Route 66を語るうえで欠かせない文化のひとつが、ドライブインやダイナーと呼ばれるアメリカ独特のレストランです。車で旅をする人々のために生まれたこれらの店は、20世紀アメリカのロードトリップ文化を象徴する存在でもあります。
その代表的なダイナーのひとつが、サンタモニカ(Santa Monica)のRoute 66終点エリアに近い場所に位置するメルズ・ドライブイン(Mel’s Drive-In)です。1950年代のアメリカを思わせるネオンサインとクラシックなデザインは、Route 66のイメージそのものといえるでしょう。
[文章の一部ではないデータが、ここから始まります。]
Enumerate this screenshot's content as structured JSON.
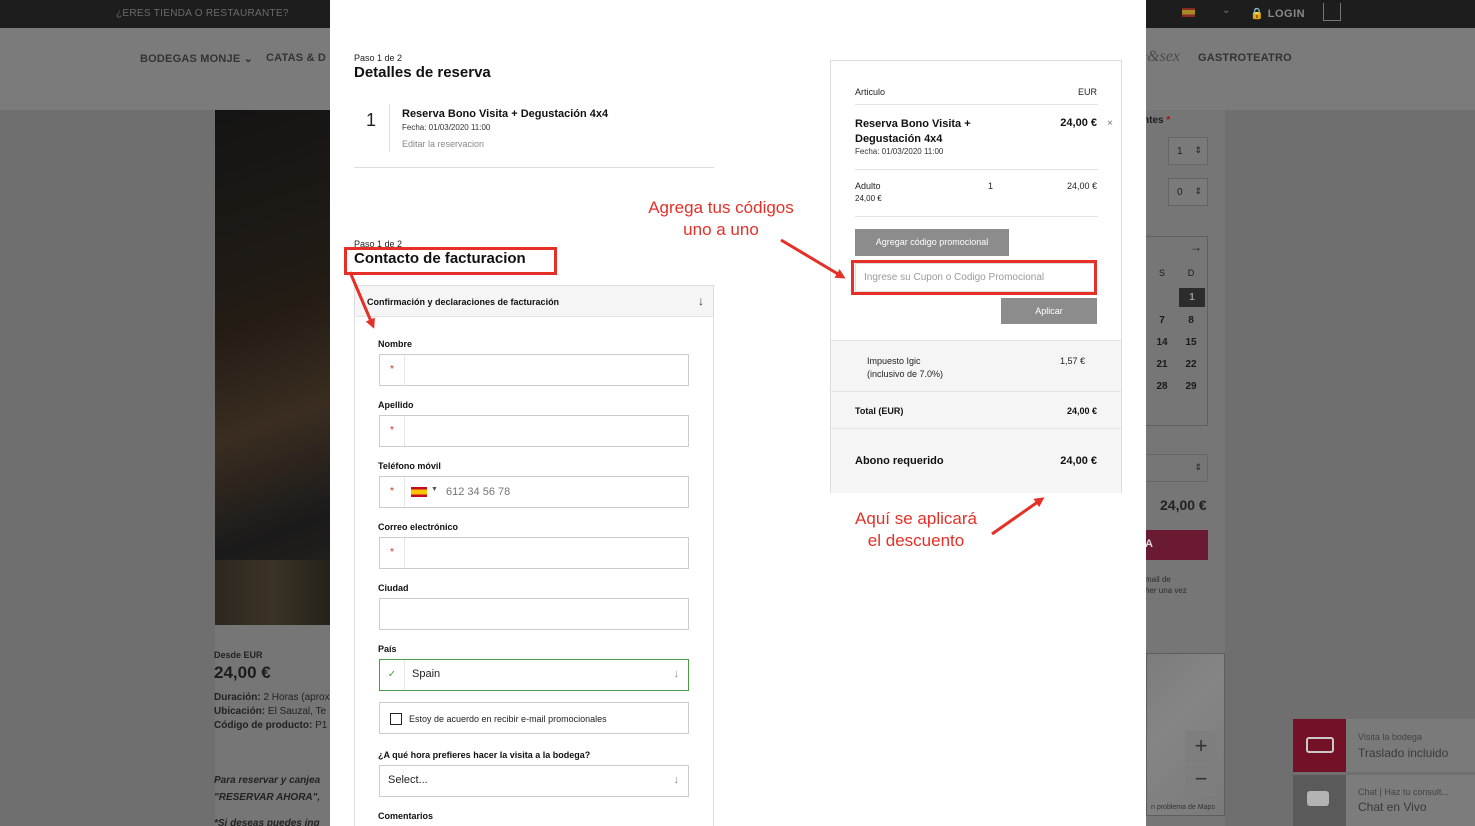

メルズ・ドライブインの名前が広く知られるようになったのは、1973年公開の映画『アメリカン・グラフィティ(American Graffiti)』がきっかけでした。この映画は1960年代初頭のカリフォルニアの若者文化を描いた作品で、夜の街を車で走りながらダイナーに集う若者たちの姿が印象的に描かれています。監督のジョージ・ルーカスにとっても、カリフォルニアのカーカルチャーを象徴する場所がダイナーだったのです。この映画の舞台となったのが、サンフランシスコにあったオリジナルのメルズの店舗でした。
そんなメルズ・ドライブインがサンタモニカにオープンしたのは2018年のこと。1959年に建てられ、長く親しまれてきたコーヒーショップの建物を活用・再生するかたちでこの場所での営業が始まりました。
駐車場に入ると、まず目に留まるのがカリフォルニアのRoute 66を描いた壁画です。カラフルな壁画は撮影スポットとしても人気があります。ダイナーの入口の床面には「Historic California US 66」「Route Ends Here」と記されたサインが設けられており、この場所がRoute 66の終点エリアであることを象徴的に示しています。


店内に入ると、赤いビニールシートのブース席やカウンター席、壁に飾られたクラシックカーの写真など、1950年代のアメリカを思わせる雰囲気が広がっています。メニューにはハンバーガー(おすすめはRoute 66 Burger!)、ミルクシェイク、パンケーキなど、アメリカンダイナーの定番料理が並びます。24時間営業ということもあり、遅い時間に足を運べばより地域に根ざしたアメリカンダイナーの文化に触れることができます。


メルズ・ドライブインは、「End of Trail」の看板があるサンタモニカ・ピア(Santa Monica Pier)からは車で約10分、Route 66の歴史的な終着点であるオリンピック・ブールバード(Olympic Blvd.)とリンカーン・ブールバード(Lincoln Blvd.)の交差点に位置します。駐車場も無料で用意されています。
Route 66が最も賑わっていた時代、多くのドライバーがこうした店に立ち寄り、長い旅の途中で食事や休憩を取っていました。ダイナーは単なるレストランではなく、ドライバーたちの社交の場であり、ロードトリップ文化の中心でもあったのです。サンタモニカのメルズ・ドライブインは、Route 66の終着点に位置し、その道が生み出したカーカルチャーを感じさせてくれる場所です。
Location / Address
photo:©plusroadtrip
Route 66とは?
1926年に誕生したルート66は、シカゴからロサンゼルスまで約3940kmを結んだアメリカを代表するハイウェイのひとつ。アメリカで初めて整備された番号付きの国道網「U.S. Highway System」の一部として誕生し、中西部と西海岸を結ぶ重要な幹線道路として発展しました。
1930年代には大恐慌と干ばつにより西へ移動する人々の“希望の道”となり、戦後は自動車による自由な旅を象徴する存在として広く知られるようになります。そして沿線にはモーテル、ダイナー、ガソリンスタンド、ネオンサインなど、アメリカ独自のロードサイド文化が生まれました。
1985年に国道としての役割を終えた後も、その歴史と文化的価値から「Historic Route 66」として保存・再評価が進められています。現在では各州で旧ルートが整備され、ドライバーは往年のアメリカ文化を感じながら旅を楽しむことができます。ルート66は単なる道路ではなく、アメリカの歴史とカーカルチャーを体験できる象徴的なルートです。そして2026年には誕生から100周年を迎え、いま再びその価値と魅力が世界中から注目されています。